Usabilità e accessibilità di Flash: il progetto ASTRA (ActionScript Toolkit for Rich Applications)

Scritto da Andrea | 21.08.2007

Esce in questi giorni una libreria di oggetti promossa da Yahoo. L’obiettivo è quello di realizzare un set di strumenti utili e testati mediante la tecnologia di casa Adobe. Per maggiori informazioni e per il download:

http://developer.yahoo.com/flash/

Il tema “flash sì, flash no” torna periodicamente in rete. Sappiamo che questa tecnologia ha dei problemi dal punto di vista dell’accessibilità e, se mal utilizzata, anche dell’usabilità. Il monito di Jackob Nielsen di qualche anno fa (sette per la precisione: Flash: 99% Bad) è stato più volte rivisto dallo stesso Nielsen (si veda il suo ultimo testo, Prioritizing Web Usability) e oggi appare sicuramente meno netto di allora.

Personalmente tendo a non realizzare siti web in Flash, anche per questioni produttive: i web standard sono senza rivali in quanto a manutenzione.
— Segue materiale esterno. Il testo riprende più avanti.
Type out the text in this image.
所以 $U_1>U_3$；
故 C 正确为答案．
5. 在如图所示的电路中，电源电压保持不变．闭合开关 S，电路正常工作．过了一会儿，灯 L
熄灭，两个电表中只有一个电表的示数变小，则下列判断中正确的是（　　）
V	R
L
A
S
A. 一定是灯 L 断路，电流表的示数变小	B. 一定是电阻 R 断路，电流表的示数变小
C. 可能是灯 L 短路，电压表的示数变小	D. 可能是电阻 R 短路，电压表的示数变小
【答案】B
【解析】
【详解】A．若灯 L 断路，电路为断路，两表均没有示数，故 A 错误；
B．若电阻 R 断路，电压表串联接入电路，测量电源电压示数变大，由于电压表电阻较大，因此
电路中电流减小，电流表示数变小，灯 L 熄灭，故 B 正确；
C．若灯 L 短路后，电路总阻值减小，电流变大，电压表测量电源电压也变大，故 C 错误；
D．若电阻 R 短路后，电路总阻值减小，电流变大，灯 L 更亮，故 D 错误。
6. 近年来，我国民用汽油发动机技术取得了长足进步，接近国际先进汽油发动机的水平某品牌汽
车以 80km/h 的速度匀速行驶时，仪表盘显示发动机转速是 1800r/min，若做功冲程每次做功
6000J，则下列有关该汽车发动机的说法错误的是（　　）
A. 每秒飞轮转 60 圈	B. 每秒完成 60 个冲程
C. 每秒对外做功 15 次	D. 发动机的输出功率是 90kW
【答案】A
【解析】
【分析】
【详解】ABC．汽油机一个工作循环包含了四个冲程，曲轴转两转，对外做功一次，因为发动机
Tuttavia non me la sento di crocifiggere questa tecnologia. Vanno sì evitate le realizzazioni fine a se stesse (le “intro”, per esempio) così come tutte quelle applicazioni per le quali è possibile scegliere un’alternativa basata su standard, ma è indubbio che ad oggi flash è ancora ottimo per andare a coprire quei campi in cui XHTML, CSS e JavaScript ancora arrancano un po’.

Per esempio, sul fronte , Flash è ancora imbattibile nell’offrire un’esperienza ricca e interattiva. Oppure nel caso della distribuzione di contenuti multimediali, come nel caso del progetto Web Multimediale e del suo Flash Player accessibile.

Questo non vuol dire che in futuro non esisteranno tecnologie aperte in grado di offrire i medesimi risultati ( che fine ha fatto dopo che Adobe ha acquisito Macromedia?), ma fintanto che ciò non sarà possibile… perché no?

La libreria di Yahoo ha il merito di introdurre degli elementi di standardizzazione che possono essere davvero utili nella diffusione di pratiche usabili e accessibili nell’uso di Flash. Soprattutto per coloro che non conoscono l’ambiente di sviluppo, è così possibile produrre contenuti interattivi affidabili senza eccessivi costi di ingresso in termini di formazione e/o di tempo.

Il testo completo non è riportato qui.